VCU’s daVinci Center opens new workshop and ‘clubhouse’

October 2, 2014

Students at Virginia Commonwealth University’s daVinci Center for Innovation have a new place to work.

The daVinci Center, which offers a master’s degree in product innovation and an undergraduate certificate program, dedicated a “studio” building Wednesday where students can meet and study.

The new building, on South Cathedral Place just west of Monroe Park, also is home to the daVinci Center’s faculty offices.

“This is a meeting space, what one student called the daVinci clubhouse,” said Ken Kahn, the center’s director.

DaVinci, which was founded in 2007 by VCU’s schools of business, engineering and art, focuses on an interdisciplinary approach to innovation and entrepreneurship.

Kahn said he was always receiving emails from students who wanted to work after hours in the engineering classrooms where daVinci classes meet.
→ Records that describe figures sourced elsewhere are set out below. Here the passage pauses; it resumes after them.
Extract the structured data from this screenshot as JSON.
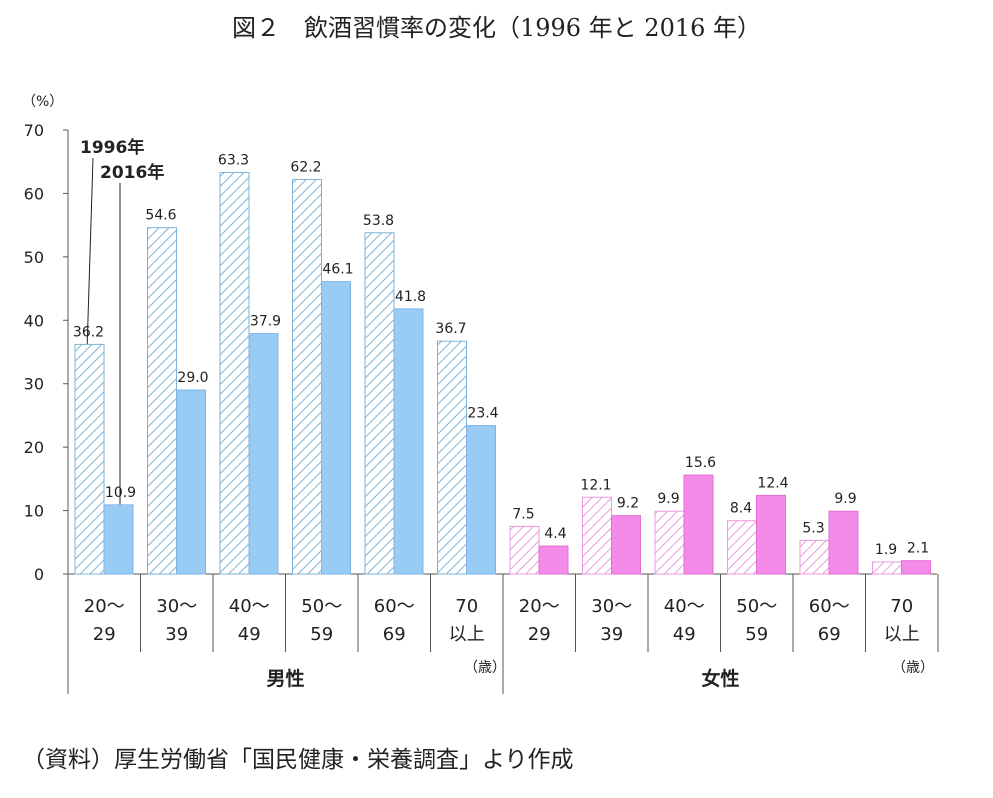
{
  "title": "図２　飲酒習慣率の変化（1996 年と 2016 年）",
  "source": "（資料）厚生労働省「国民健康・栄養調査」より作成",
  "colors": {
    "male_1996_stripe": "#7fb3d6",
    "male_2016": "#99ccf5",
    "female_1996_stripe": "#ee99dd",
    "female_2016": "#f58be8",
    "axis": "#555555"
  },
  "chart_data": {
    "type": "bar",
    "y_unit": "（%）",
    "ylim": [
      0,
      70
    ],
    "yticks": [
      "0",
      "10",
      "20",
      "30",
      "40",
      "50",
      "60",
      "70"
    ],
    "series_names": [
      "1996年",
      "2016年"
    ],
    "age_unit": "（歳）",
    "groups": [
      {
        "name": "男性",
        "categories": [
          [
            "20～",
            "29"
          ],
          [
            "30～",
            "39"
          ],
          [
            "40～",
            "49"
          ],
          [
            "50～",
            "59"
          ],
          [
            "60～",
            "69"
          ],
          [
            "70",
            "以上"
          ]
        ],
        "series": [
          {
            "name": "1996年",
            "values": [
              36.2,
              54.6,
              63.3,
              62.2,
              53.8,
              36.7
            ],
            "labels": [
              "36.2",
              "54.6",
              "63.3",
              "62.2",
              "53.8",
              "36.7"
            ]
          },
          {
            "name": "2016年",
            "values": [
              10.9,
              29.0,
              37.9,
              46.1,
              41.8,
              23.4
            ],
            "labels": [
              "10.9",
              "29.0",
              "37.9",
              "46.1",
              "41.8",
              "23.4"
            ]
          }
        ]
      },
      {
        "name": "女性",
        "categories": [
          [
            "20～",
            "29"
          ],
          [
            "30～",
            "39"
          ],
          [
            "40～",
            "49"
          ],
          [
            "50～",
            "59"
          ],
          [
            "60～",
            "69"
          ],
          [
            "70",
            "以上"
          ]
        ],
        "series": [
          {
            "name": "1996年",
            "values": [
              7.5,
              12.1,
              9.9,
              8.4,
              5.3,
              1.9
            ],
            "labels": [
              "7.5",
              "12.1",
              "9.9",
              "8.4",
              "5.3",
              "1.9"
            ]
          },
          {
            "name": "2016年",
            "values": [
              4.4,
              9.2,
              15.6,
              12.4,
              9.9,
              2.1
            ],
            "labels": [
              "4.4",
              "9.2",
              "15.6",
              "12.4",
              "9.9",
              "2.1"
            ]
          }
        ]
      }
    ]
  }
}
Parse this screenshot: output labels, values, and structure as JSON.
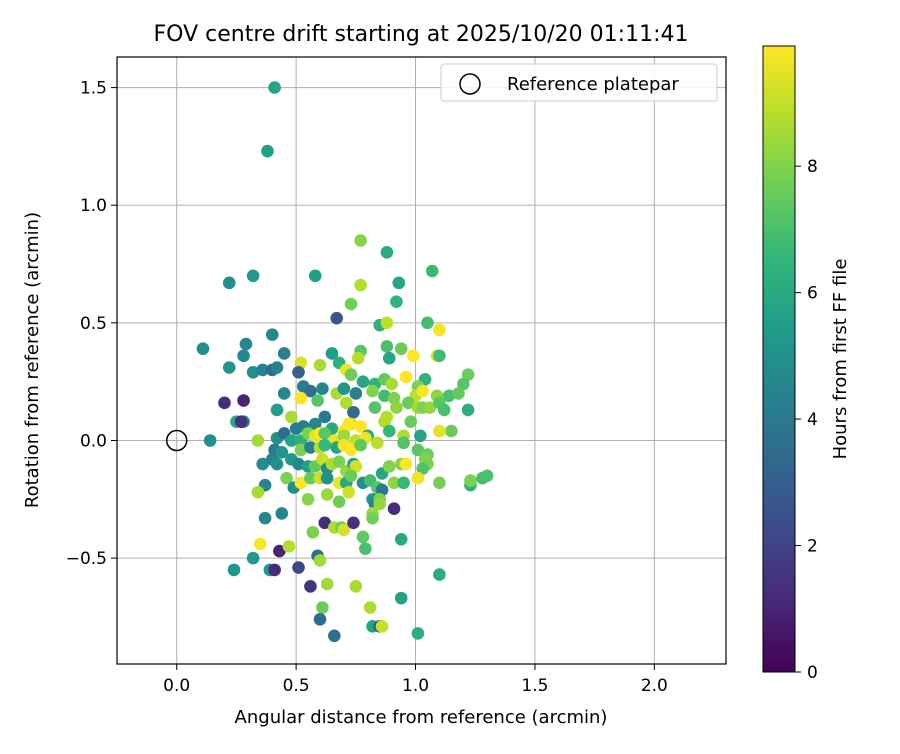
{
  "chart_data": {
    "type": "scatter",
    "title": "FOV centre drift starting at 2025/10/20 01:11:41",
    "xlabel": "Angular distance from reference (arcmin)",
    "ylabel": "Rotation from reference (arcmin)",
    "xlim": [
      -0.25,
      2.3
    ],
    "ylim": [
      -0.95,
      1.63
    ],
    "xticks": [
      0.0,
      0.5,
      1.0,
      1.5,
      2.0
    ],
    "xtick_labels": [
      "0.0",
      "0.5",
      "1.0",
      "1.5",
      "2.0"
    ],
    "yticks": [
      -0.5,
      0.0,
      0.5,
      1.0,
      1.5
    ],
    "ytick_labels": [
      "−0.5",
      "0.0",
      "0.5",
      "1.0",
      "1.5"
    ],
    "grid": true,
    "legend": {
      "position": "top-right",
      "label": "Reference platepar"
    },
    "reference_point": {
      "x": 0.0,
      "y": 0.0
    },
    "colorbar": {
      "label": "Hours from first FF file",
      "range": [
        0,
        9.9
      ],
      "ticks": [
        0,
        2,
        4,
        6,
        8
      ],
      "tick_labels": [
        "0",
        "2",
        "4",
        "6",
        "8"
      ],
      "colormap": "viridis",
      "stops": [
        "#440154",
        "#482878",
        "#3e4989",
        "#31688e",
        "#26828e",
        "#1f9e89",
        "#35b779",
        "#6ece58",
        "#b5de2b",
        "#fde725"
      ]
    },
    "points": [
      {
        "x": 0.41,
        "y": 1.5,
        "c": 5.8
      },
      {
        "x": 0.38,
        "y": 1.23,
        "c": 5.6
      },
      {
        "x": 0.77,
        "y": 0.85,
        "c": 8.1
      },
      {
        "x": 0.88,
        "y": 0.8,
        "c": 6.1
      },
      {
        "x": 1.07,
        "y": 0.72,
        "c": 6.7
      },
      {
        "x": 0.32,
        "y": 0.7,
        "c": 5.2
      },
      {
        "x": 0.58,
        "y": 0.7,
        "c": 5.6
      },
      {
        "x": 0.22,
        "y": 0.67,
        "c": 5.0
      },
      {
        "x": 0.93,
        "y": 0.67,
        "c": 5.8
      },
      {
        "x": 0.77,
        "y": 0.66,
        "c": 8.8
      },
      {
        "x": 0.73,
        "y": 0.58,
        "c": 7.8
      },
      {
        "x": 0.92,
        "y": 0.59,
        "c": 6.4
      },
      {
        "x": 0.67,
        "y": 0.52,
        "c": 2.7
      },
      {
        "x": 0.85,
        "y": 0.49,
        "c": 6.3
      },
      {
        "x": 0.88,
        "y": 0.5,
        "c": 8.9
      },
      {
        "x": 1.05,
        "y": 0.5,
        "c": 6.9
      },
      {
        "x": 1.1,
        "y": 0.47,
        "c": 9.7
      },
      {
        "x": 0.11,
        "y": 0.39,
        "c": 4.8
      },
      {
        "x": 0.4,
        "y": 0.45,
        "c": 4.6
      },
      {
        "x": 0.29,
        "y": 0.41,
        "c": 4.6
      },
      {
        "x": 0.28,
        "y": 0.36,
        "c": 4.6
      },
      {
        "x": 0.45,
        "y": 0.37,
        "c": 4.3
      },
      {
        "x": 0.65,
        "y": 0.37,
        "c": 5.5
      },
      {
        "x": 0.77,
        "y": 0.38,
        "c": 7.3
      },
      {
        "x": 0.88,
        "y": 0.4,
        "c": 7.0
      },
      {
        "x": 0.94,
        "y": 0.39,
        "c": 7.6
      },
      {
        "x": 0.52,
        "y": 0.33,
        "c": 9.3
      },
      {
        "x": 0.6,
        "y": 0.32,
        "c": 8.6
      },
      {
        "x": 0.68,
        "y": 0.33,
        "c": 6.3
      },
      {
        "x": 0.76,
        "y": 0.35,
        "c": 8.8
      },
      {
        "x": 0.89,
        "y": 0.35,
        "c": 5.8
      },
      {
        "x": 0.99,
        "y": 0.36,
        "c": 9.9
      },
      {
        "x": 1.09,
        "y": 0.36,
        "c": 9.4
      },
      {
        "x": 1.1,
        "y": 0.36,
        "c": 6.8
      },
      {
        "x": 0.22,
        "y": 0.31,
        "c": 5.2
      },
      {
        "x": 0.32,
        "y": 0.29,
        "c": 4.8
      },
      {
        "x": 0.36,
        "y": 0.3,
        "c": 4.4
      },
      {
        "x": 0.4,
        "y": 0.3,
        "c": 3.4
      },
      {
        "x": 0.42,
        "y": 0.31,
        "c": 4.4
      },
      {
        "x": 0.51,
        "y": 0.29,
        "c": 3.1
      },
      {
        "x": 0.71,
        "y": 0.3,
        "c": 9.6
      },
      {
        "x": 0.73,
        "y": 0.28,
        "c": 7.6
      },
      {
        "x": 0.78,
        "y": 0.25,
        "c": 5.8
      },
      {
        "x": 0.83,
        "y": 0.24,
        "c": 6.4
      },
      {
        "x": 0.87,
        "y": 0.26,
        "c": 7.5
      },
      {
        "x": 0.9,
        "y": 0.24,
        "c": 8.6
      },
      {
        "x": 0.96,
        "y": 0.27,
        "c": 9.9
      },
      {
        "x": 1.04,
        "y": 0.26,
        "c": 6.4
      },
      {
        "x": 1.01,
        "y": 0.23,
        "c": 7.9
      },
      {
        "x": 1.22,
        "y": 0.28,
        "c": 7.6
      },
      {
        "x": 1.2,
        "y": 0.24,
        "c": 7.3
      },
      {
        "x": 0.45,
        "y": 0.2,
        "c": 4.6
      },
      {
        "x": 0.53,
        "y": 0.23,
        "c": 4.2
      },
      {
        "x": 0.56,
        "y": 0.21,
        "c": 3.6
      },
      {
        "x": 0.61,
        "y": 0.22,
        "c": 4.6
      },
      {
        "x": 0.67,
        "y": 0.2,
        "c": 8.6
      },
      {
        "x": 0.7,
        "y": 0.22,
        "c": 5.1
      },
      {
        "x": 0.75,
        "y": 0.2,
        "c": 4.3
      },
      {
        "x": 0.82,
        "y": 0.21,
        "c": 8.0
      },
      {
        "x": 0.87,
        "y": 0.19,
        "c": 6.8
      },
      {
        "x": 0.91,
        "y": 0.18,
        "c": 7.9
      },
      {
        "x": 1.0,
        "y": 0.19,
        "c": 8.9
      },
      {
        "x": 1.03,
        "y": 0.21,
        "c": 9.8
      },
      {
        "x": 1.14,
        "y": 0.19,
        "c": 7.0
      },
      {
        "x": 1.09,
        "y": 0.19,
        "c": 8.2
      },
      {
        "x": 1.18,
        "y": 0.2,
        "c": 7.5
      },
      {
        "x": 0.52,
        "y": 0.18,
        "c": 9.8
      },
      {
        "x": 0.59,
        "y": 0.17,
        "c": 7.2
      },
      {
        "x": 0.71,
        "y": 0.16,
        "c": 8.7
      },
      {
        "x": 0.74,
        "y": 0.12,
        "c": 3.4
      },
      {
        "x": 0.83,
        "y": 0.14,
        "c": 7.2
      },
      {
        "x": 0.88,
        "y": 0.1,
        "c": 8.8
      },
      {
        "x": 0.92,
        "y": 0.14,
        "c": 8.2
      },
      {
        "x": 0.97,
        "y": 0.16,
        "c": 7.6
      },
      {
        "x": 1.01,
        "y": 0.14,
        "c": 8.5
      },
      {
        "x": 1.03,
        "y": 0.14,
        "c": 7.9
      },
      {
        "x": 1.06,
        "y": 0.14,
        "c": 8.3
      },
      {
        "x": 1.1,
        "y": 0.16,
        "c": 7.3
      },
      {
        "x": 1.12,
        "y": 0.13,
        "c": 7.0
      },
      {
        "x": 1.22,
        "y": 0.13,
        "c": 6.2
      },
      {
        "x": 0.42,
        "y": 0.13,
        "c": 5.5
      },
      {
        "x": 0.2,
        "y": 0.16,
        "c": 1.3
      },
      {
        "x": 0.28,
        "y": 0.17,
        "c": 1.0
      },
      {
        "x": 0.25,
        "y": 0.08,
        "c": 6.0
      },
      {
        "x": 0.28,
        "y": 0.08,
        "c": 4.5
      },
      {
        "x": 0.27,
        "y": 0.08,
        "c": 1.4
      },
      {
        "x": 0.48,
        "y": 0.1,
        "c": 8.6
      },
      {
        "x": 0.53,
        "y": 0.06,
        "c": 4.4
      },
      {
        "x": 0.58,
        "y": 0.07,
        "c": 4.6
      },
      {
        "x": 0.62,
        "y": 0.1,
        "c": 4.0
      },
      {
        "x": 0.65,
        "y": 0.05,
        "c": 5.9
      },
      {
        "x": 0.7,
        "y": 0.04,
        "c": 9.8
      },
      {
        "x": 0.73,
        "y": 0.07,
        "c": 9.2
      },
      {
        "x": 0.77,
        "y": 0.06,
        "c": 9.9
      },
      {
        "x": 0.8,
        "y": 0.02,
        "c": 6.2
      },
      {
        "x": 0.87,
        "y": 0.08,
        "c": 8.8
      },
      {
        "x": 0.89,
        "y": 0.04,
        "c": 6.6
      },
      {
        "x": 0.95,
        "y": 0.02,
        "c": 8.7
      },
      {
        "x": 0.98,
        "y": 0.08,
        "c": 7.6
      },
      {
        "x": 1.02,
        "y": 0.02,
        "c": 5.8
      },
      {
        "x": 1.15,
        "y": 0.04,
        "c": 7.6
      },
      {
        "x": 1.1,
        "y": 0.04,
        "c": 9.5
      },
      {
        "x": 0.14,
        "y": 0.0,
        "c": 4.9
      },
      {
        "x": 0.34,
        "y": 0.0,
        "c": 8.5
      },
      {
        "x": 0.42,
        "y": 0.01,
        "c": 5.0
      },
      {
        "x": 0.45,
        "y": 0.03,
        "c": 3.6
      },
      {
        "x": 0.48,
        "y": 0.0,
        "c": 5.8
      },
      {
        "x": 0.5,
        "y": 0.05,
        "c": 4.2
      },
      {
        "x": 0.52,
        "y": 0.0,
        "c": 6.3
      },
      {
        "x": 0.55,
        "y": 0.03,
        "c": 7.9
      },
      {
        "x": 0.58,
        "y": 0.02,
        "c": 9.5
      },
      {
        "x": 0.6,
        "y": 0.03,
        "c": 9.9
      },
      {
        "x": 0.62,
        "y": 0.03,
        "c": 7.3
      },
      {
        "x": 0.66,
        "y": 0.0,
        "c": 9.6
      },
      {
        "x": 0.7,
        "y": 0.02,
        "c": 8.4
      },
      {
        "x": 0.72,
        "y": 0.07,
        "c": 9.9
      },
      {
        "x": 0.75,
        "y": 0.0,
        "c": 9.0
      },
      {
        "x": 0.79,
        "y": 0.01,
        "c": 9.6
      },
      {
        "x": 0.84,
        "y": -0.01,
        "c": 8.9
      },
      {
        "x": 0.41,
        "y": -0.04,
        "c": 4.1
      },
      {
        "x": 0.44,
        "y": -0.05,
        "c": 5.1
      },
      {
        "x": 0.52,
        "y": -0.04,
        "c": 7.9
      },
      {
        "x": 0.56,
        "y": -0.03,
        "c": 4.3
      },
      {
        "x": 0.6,
        "y": -0.03,
        "c": 8.8
      },
      {
        "x": 0.62,
        "y": -0.02,
        "c": 6.6
      },
      {
        "x": 0.67,
        "y": -0.03,
        "c": 5.8
      },
      {
        "x": 0.7,
        "y": -0.02,
        "c": 9.7
      },
      {
        "x": 0.73,
        "y": -0.04,
        "c": 9.9
      },
      {
        "x": 0.77,
        "y": -0.02,
        "c": 7.4
      },
      {
        "x": 0.95,
        "y": -0.01,
        "c": 7.1
      },
      {
        "x": 1.01,
        "y": -0.04,
        "c": 7.3
      },
      {
        "x": 1.05,
        "y": -0.06,
        "c": 7.6
      },
      {
        "x": 1.04,
        "y": -0.08,
        "c": 8.0
      },
      {
        "x": 1.05,
        "y": -0.1,
        "c": 7.9
      },
      {
        "x": 0.36,
        "y": -0.1,
        "c": 4.8
      },
      {
        "x": 0.4,
        "y": -0.08,
        "c": 4.3
      },
      {
        "x": 0.42,
        "y": -0.1,
        "c": 4.9
      },
      {
        "x": 0.48,
        "y": -0.08,
        "c": 5.4
      },
      {
        "x": 0.51,
        "y": -0.1,
        "c": 4.6
      },
      {
        "x": 0.55,
        "y": -0.11,
        "c": 5.6
      },
      {
        "x": 0.58,
        "y": -0.11,
        "c": 7.5
      },
      {
        "x": 0.61,
        "y": -0.08,
        "c": 9.1
      },
      {
        "x": 0.63,
        "y": -0.12,
        "c": 4.8
      },
      {
        "x": 0.65,
        "y": -0.1,
        "c": 8.7
      },
      {
        "x": 0.68,
        "y": -0.09,
        "c": 7.9
      },
      {
        "x": 0.71,
        "y": -0.13,
        "c": 8.4
      },
      {
        "x": 0.74,
        "y": -0.1,
        "c": 5.6
      },
      {
        "x": 0.75,
        "y": -0.11,
        "c": 9.2
      },
      {
        "x": 0.86,
        "y": -0.14,
        "c": 5.9
      },
      {
        "x": 0.89,
        "y": -0.11,
        "c": 8.0
      },
      {
        "x": 0.94,
        "y": -0.1,
        "c": 8.1
      },
      {
        "x": 0.96,
        "y": -0.1,
        "c": 9.9
      },
      {
        "x": 1.03,
        "y": -0.12,
        "c": 7.1
      },
      {
        "x": 1.01,
        "y": -0.16,
        "c": 9.7
      },
      {
        "x": 0.37,
        "y": -0.19,
        "c": 4.5
      },
      {
        "x": 0.46,
        "y": -0.16,
        "c": 7.9
      },
      {
        "x": 0.49,
        "y": -0.2,
        "c": 4.9
      },
      {
        "x": 0.52,
        "y": -0.18,
        "c": 9.8
      },
      {
        "x": 0.56,
        "y": -0.16,
        "c": 7.5
      },
      {
        "x": 0.6,
        "y": -0.16,
        "c": 9.1
      },
      {
        "x": 0.63,
        "y": -0.16,
        "c": 5.0
      },
      {
        "x": 0.68,
        "y": -0.18,
        "c": 9.6
      },
      {
        "x": 0.71,
        "y": -0.18,
        "c": 6.0
      },
      {
        "x": 0.73,
        "y": -0.15,
        "c": 7.6
      },
      {
        "x": 0.78,
        "y": -0.18,
        "c": 4.9
      },
      {
        "x": 0.81,
        "y": -0.17,
        "c": 6.9
      },
      {
        "x": 0.84,
        "y": -0.2,
        "c": 7.2
      },
      {
        "x": 0.86,
        "y": -0.21,
        "c": 4.0
      },
      {
        "x": 0.91,
        "y": -0.18,
        "c": 8.2
      },
      {
        "x": 0.95,
        "y": -0.18,
        "c": 6.6
      },
      {
        "x": 1.1,
        "y": -0.18,
        "c": 7.8
      },
      {
        "x": 1.23,
        "y": -0.19,
        "c": 6.4
      },
      {
        "x": 1.23,
        "y": -0.17,
        "c": 7.9
      },
      {
        "x": 1.28,
        "y": -0.16,
        "c": 6.9
      },
      {
        "x": 1.3,
        "y": -0.15,
        "c": 7.1
      },
      {
        "x": 0.34,
        "y": -0.22,
        "c": 8.6
      },
      {
        "x": 0.55,
        "y": -0.25,
        "c": 8.1
      },
      {
        "x": 0.63,
        "y": -0.23,
        "c": 8.4
      },
      {
        "x": 0.68,
        "y": -0.26,
        "c": 7.7
      },
      {
        "x": 0.72,
        "y": -0.22,
        "c": 9.2
      },
      {
        "x": 0.82,
        "y": -0.25,
        "c": 5.3
      },
      {
        "x": 0.83,
        "y": -0.27,
        "c": 4.5
      },
      {
        "x": 0.85,
        "y": -0.25,
        "c": 8.0
      },
      {
        "x": 0.85,
        "y": -0.27,
        "c": 8.3
      },
      {
        "x": 0.44,
        "y": -0.31,
        "c": 4.6
      },
      {
        "x": 0.37,
        "y": -0.33,
        "c": 4.6
      },
      {
        "x": 0.62,
        "y": -0.35,
        "c": 1.3
      },
      {
        "x": 0.66,
        "y": -0.37,
        "c": 8.7
      },
      {
        "x": 0.69,
        "y": -0.37,
        "c": 7.7
      },
      {
        "x": 0.7,
        "y": -0.38,
        "c": 9.3
      },
      {
        "x": 0.74,
        "y": -0.35,
        "c": 1.4
      },
      {
        "x": 0.82,
        "y": -0.31,
        "c": 8.4
      },
      {
        "x": 0.82,
        "y": -0.33,
        "c": 7.7
      },
      {
        "x": 0.91,
        "y": -0.29,
        "c": 1.2
      },
      {
        "x": 0.57,
        "y": -0.39,
        "c": 7.9
      },
      {
        "x": 0.78,
        "y": -0.41,
        "c": 7.4
      },
      {
        "x": 0.94,
        "y": -0.42,
        "c": 6.0
      },
      {
        "x": 0.35,
        "y": -0.44,
        "c": 9.8
      },
      {
        "x": 0.43,
        "y": -0.47,
        "c": 1.0
      },
      {
        "x": 0.47,
        "y": -0.45,
        "c": 8.8
      },
      {
        "x": 0.79,
        "y": -0.46,
        "c": 7.0
      },
      {
        "x": 0.32,
        "y": -0.5,
        "c": 5.2
      },
      {
        "x": 0.59,
        "y": -0.49,
        "c": 3.6
      },
      {
        "x": 0.6,
        "y": -0.51,
        "c": 8.5
      },
      {
        "x": 0.24,
        "y": -0.55,
        "c": 5.2
      },
      {
        "x": 0.39,
        "y": -0.55,
        "c": 5.3
      },
      {
        "x": 0.41,
        "y": -0.55,
        "c": 1.2
      },
      {
        "x": 0.51,
        "y": -0.54,
        "c": 2.1
      },
      {
        "x": 1.1,
        "y": -0.57,
        "c": 6.1
      },
      {
        "x": 0.56,
        "y": -0.62,
        "c": 1.5
      },
      {
        "x": 0.63,
        "y": -0.61,
        "c": 8.5
      },
      {
        "x": 0.75,
        "y": -0.62,
        "c": 8.6
      },
      {
        "x": 0.94,
        "y": -0.67,
        "c": 5.7
      },
      {
        "x": 0.61,
        "y": -0.71,
        "c": 7.6
      },
      {
        "x": 0.81,
        "y": -0.71,
        "c": 8.7
      },
      {
        "x": 0.6,
        "y": -0.76,
        "c": 3.4
      },
      {
        "x": 0.82,
        "y": -0.79,
        "c": 5.7
      },
      {
        "x": 0.85,
        "y": -0.79,
        "c": 2.8
      },
      {
        "x": 0.86,
        "y": -0.79,
        "c": 9.1
      },
      {
        "x": 0.66,
        "y": -0.83,
        "c": 3.7
      },
      {
        "x": 1.01,
        "y": -0.82,
        "c": 6.2
      }
    ]
  }
}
The new building is open from 9 a.m. to midnight, and Kahn said it may stay open 24 hours a day if students want to work later on a regular basis.

Kahn said it’s important for daVinci, as an interdisciplinary program, to have its own space where students can gather.

“We want to change the mindset around innovation on campus,” Kahn said. “We want this to be a catalyst that spurs student innovation.”

Virginia Wood, a second-year master’s degree student, said she’s been in the new daVinci building nearly every day this semester.

“This is an incubator for students, and it makes sense to have it here,” she said. “The high ceilings, glass offices and open space are a lot of fun.”

Wood said she does almost all of her class work in the new building, preferring the studio to working in her apartment or at the library.

“When I work at home, there are too many distractions,” she said. “You can engage with people here and get opinions on your work. There are all sorts of opinions — because there are so many different backgrounds.”

The two-story building was previously a printing office for VCU’s admissions department. Before that, it was the library of the Catholic Diocese of Virginia. The upstairs has four offices and a conference room. The spaces all have glass walls, creating an open feeling.

The main floor contains two “design studios” and a conference room. The studios feature one large table for big meetings and several small clusters of tables and chairs designed for close collaboration on projects. The walls are covered with brightly colored paint that creates a whiteboard surface, giving students space to sketch ideas or take notes. One studio has a 3-D printer, which allows students to manufacture plastic prototypes of inventions.

Felipe Goncalves, a Brazilian engineering student who moved to Richmond this summer to start his master’s degree in product innovation, said the space is designed to help students interact with one another.

“The space is very open, and the transparency is good for working in groups,” he said. “There’s a very good culture here.”